The social organizations that built Seattle’s snow sport culture have a new form today.

By Allison Williams November 29, 2023 Published in the Winter 2023 issue of Seattle Met

Sahalie Ski Club lodge, 1931.

Both skiing’s favorite catch phrase and its biggest myth: There are no friends on powder days. In truth, community is—and always has been—both the why and how of snow sports. And long before we were split into skiers and snowboarders, Stevens devotees and Crystal enthusiasts, a different kind of affiliation shaped alpine culture in the Northwest: ski clubs. 

“Norwegian immigrants brought their passion for ski jumping with them,” says John Lundin, ski historian and author of a book on local ski history, and Western Washington had a lot of Scandinavian transplants. One club erected a jump in Cle Elum in 1921, another at Snoqualmie Pass. The organizations served as a salute to the old country—and provided rollicking fun during long winters.

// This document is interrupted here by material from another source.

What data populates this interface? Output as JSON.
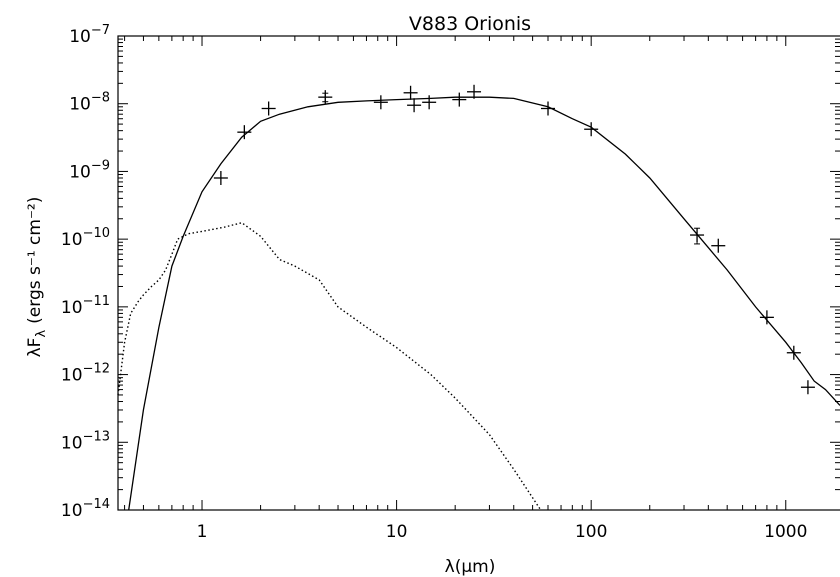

Sahalie Ski Club purchased 80 acres near today’s Alpental ski area in 1931, and today some families can trace their membership back generations. “We’re a tight-knit club,” says onetime club president Dave Galvin. “In some ways it’s a time warp when you go up to our lodge.” The organization runs a rope tow and a 14,500-square-foot lodge on their property, where members do everything from wash dishes to operate the tow machinery. At Stevens Pass, Bremerton Ski Cruisers and Everett Ski Club built cabins they still use.

Other factors fed the growing craze; the railways that drove Washington’s crucial timber industry boosted the sport and helped with land and transport, says Lundin. Federal New Deal programs constructed roads and buildings like Oregon’s Timberline Lodge in the 1930s, and the Seattle Post-Intelligencer newspaper sponsored a ski race on Rainier. The first ski area at Snoqualmie Pass was operated by the Seattle Parks Department.

A 1932 Cle Elum Ski Club tournament.

But it was the clubs that brought the skiers, especially when a similar, more commercial form of organization emerged: independent ski schools. Starting in the 1940s, Snoqualmie Summit owner Webb Moffett welcomed the small businesses to his mountain, counting on them to recruit lift ticket buyers. Today most ski areas allow only in-house instructors on their mountains, though Summit at Snoqualmie still welcomes the groups. 

Francine Long, who operated Clancy’s Ski School at Stevens for 35 years, bemoans the loss of a close community of students, graduates, and instructors. They fostered “the camaraderie and the passion that goes with the sport,” she says, and were more affordable than what corporate-owned schools now provide.

Today clubs like Sahalie are an exception. Modern incarnations tend not to have physical lodges and are organized by more than geography—plus they’re a lot larger. Ski the Northwest, a Facebook group 20,000 members strong, shares insider guides to local mountains. Sisters in Action Sports and SheJumps promote women skiers; Edge Outdoors brings people of color into the sport and offers scholarships. 

“Basically, skiing started in ski clubs,” says Lundin. The details may have changed, but the social element is still strong. That’s why despite the old saying we do take friends to our secret stashes on powder days.